Performances and readings

  • Central Pennsylvania Youth Ballet will pay tribute to past Kennedy Center honoree George Balanchine with a performance from some of Balanchine’s most famous ballets, including dances from “The Nutcracker.” 6 p.m. Free. Millennium Stage, Kennedy Center. 202-467-4600.
  • The Georgetown University Dance Company will perform diverse programs of dances ranging from hip-hop to classical ballet by professional guest and student choreographers. 8 p.m. Free.
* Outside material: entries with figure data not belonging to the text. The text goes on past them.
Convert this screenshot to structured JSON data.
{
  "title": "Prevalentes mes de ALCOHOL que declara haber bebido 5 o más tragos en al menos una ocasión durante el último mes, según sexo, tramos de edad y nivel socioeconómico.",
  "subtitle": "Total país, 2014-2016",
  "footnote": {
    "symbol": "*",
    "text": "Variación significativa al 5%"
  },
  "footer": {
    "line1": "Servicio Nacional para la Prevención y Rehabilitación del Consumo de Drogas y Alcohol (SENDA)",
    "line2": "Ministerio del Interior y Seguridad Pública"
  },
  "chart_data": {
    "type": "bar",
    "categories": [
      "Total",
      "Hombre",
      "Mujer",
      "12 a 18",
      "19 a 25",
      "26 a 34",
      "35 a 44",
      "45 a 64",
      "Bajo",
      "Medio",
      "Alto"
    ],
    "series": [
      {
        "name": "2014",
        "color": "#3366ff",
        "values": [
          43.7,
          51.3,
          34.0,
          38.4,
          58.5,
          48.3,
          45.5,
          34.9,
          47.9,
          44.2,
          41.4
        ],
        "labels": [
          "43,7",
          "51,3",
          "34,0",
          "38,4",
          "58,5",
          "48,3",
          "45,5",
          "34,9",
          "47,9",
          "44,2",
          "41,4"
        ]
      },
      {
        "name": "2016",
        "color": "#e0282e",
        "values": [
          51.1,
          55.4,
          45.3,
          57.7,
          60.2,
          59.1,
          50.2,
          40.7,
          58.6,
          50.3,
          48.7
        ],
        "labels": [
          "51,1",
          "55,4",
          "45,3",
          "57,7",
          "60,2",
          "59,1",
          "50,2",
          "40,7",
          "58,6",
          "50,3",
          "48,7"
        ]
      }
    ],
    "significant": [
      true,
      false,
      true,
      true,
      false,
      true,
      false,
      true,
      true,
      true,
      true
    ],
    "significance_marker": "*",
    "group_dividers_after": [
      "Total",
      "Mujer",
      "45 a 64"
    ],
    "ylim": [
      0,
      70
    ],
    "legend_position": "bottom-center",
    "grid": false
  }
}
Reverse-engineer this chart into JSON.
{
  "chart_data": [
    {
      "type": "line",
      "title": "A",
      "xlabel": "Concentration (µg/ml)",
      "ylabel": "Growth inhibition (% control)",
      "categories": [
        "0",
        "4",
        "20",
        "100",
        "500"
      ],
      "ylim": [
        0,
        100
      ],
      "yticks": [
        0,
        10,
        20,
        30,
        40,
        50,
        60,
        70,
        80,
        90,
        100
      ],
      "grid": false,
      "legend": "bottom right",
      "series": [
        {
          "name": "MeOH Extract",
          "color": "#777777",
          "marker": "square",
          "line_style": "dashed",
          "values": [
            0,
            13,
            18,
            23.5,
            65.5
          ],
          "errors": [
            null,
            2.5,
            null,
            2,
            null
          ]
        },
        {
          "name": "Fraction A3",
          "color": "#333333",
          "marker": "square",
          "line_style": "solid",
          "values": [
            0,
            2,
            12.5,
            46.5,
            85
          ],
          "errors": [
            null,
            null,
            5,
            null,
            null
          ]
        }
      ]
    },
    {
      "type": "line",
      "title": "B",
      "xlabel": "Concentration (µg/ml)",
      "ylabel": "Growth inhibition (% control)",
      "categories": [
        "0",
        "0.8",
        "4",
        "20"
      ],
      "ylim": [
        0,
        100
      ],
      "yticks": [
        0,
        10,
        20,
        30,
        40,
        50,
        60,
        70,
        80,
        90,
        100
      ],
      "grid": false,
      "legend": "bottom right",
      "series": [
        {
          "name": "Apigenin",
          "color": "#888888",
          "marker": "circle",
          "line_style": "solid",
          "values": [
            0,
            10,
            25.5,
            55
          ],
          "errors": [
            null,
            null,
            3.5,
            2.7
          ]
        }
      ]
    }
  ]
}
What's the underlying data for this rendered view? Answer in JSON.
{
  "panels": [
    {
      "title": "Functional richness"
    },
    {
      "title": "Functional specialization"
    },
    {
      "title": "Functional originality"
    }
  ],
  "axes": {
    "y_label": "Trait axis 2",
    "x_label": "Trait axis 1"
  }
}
Devine Studio Theatre, Davis Performing Arts Center, Georgetown University, 37th and O streets NW. performingarts.georgetown.edu. The performance will repeat Friday at 8 p.m.
  • Jonathan Tucker will host an open-mic poetry event. 9 to 11 p.m. $5. Cullen Room, Busboys and Poets 5th & K, 1025 5th St. NW. 202-789-2227.

Special events

  • The 13th annual Downtown Holiday Market will feature exhibitors, local food and live music. Noon to 8 p.m. Free admission. Sidewalk of F Street between 7th and 9th streets NW, in front of the Smithsonian American Art Museum and National Portrait Gallery. downtownholidaymarket.com. The market will continue through Dec. 23 from noon to 8 p.m. daily.
  • “ZooLights” will feature environmentally friendly LED displays, a light show set to music, 150-foot-long “snow tubing” tracks, the Conservation Carousel, live entertainment, and a glow-in-the-dark play zone for children. 5 to 9 p.m. Free admission. National Zoo, 3001 Connecticut Ave. NW. 202-633-4470. The event will repeat daily through Jan. 1 (except Dec. 24, 25 and 31).
  • An information session on “What it Takes: Shabbat at Home” will feature tips from Rabbi Shira Stutman and Aaron Shneyer on how to make Havdalah on your own. 7 p.m. $18. Sixth & I Historic Synagogue, 600 I St. NW. sixthandi.org.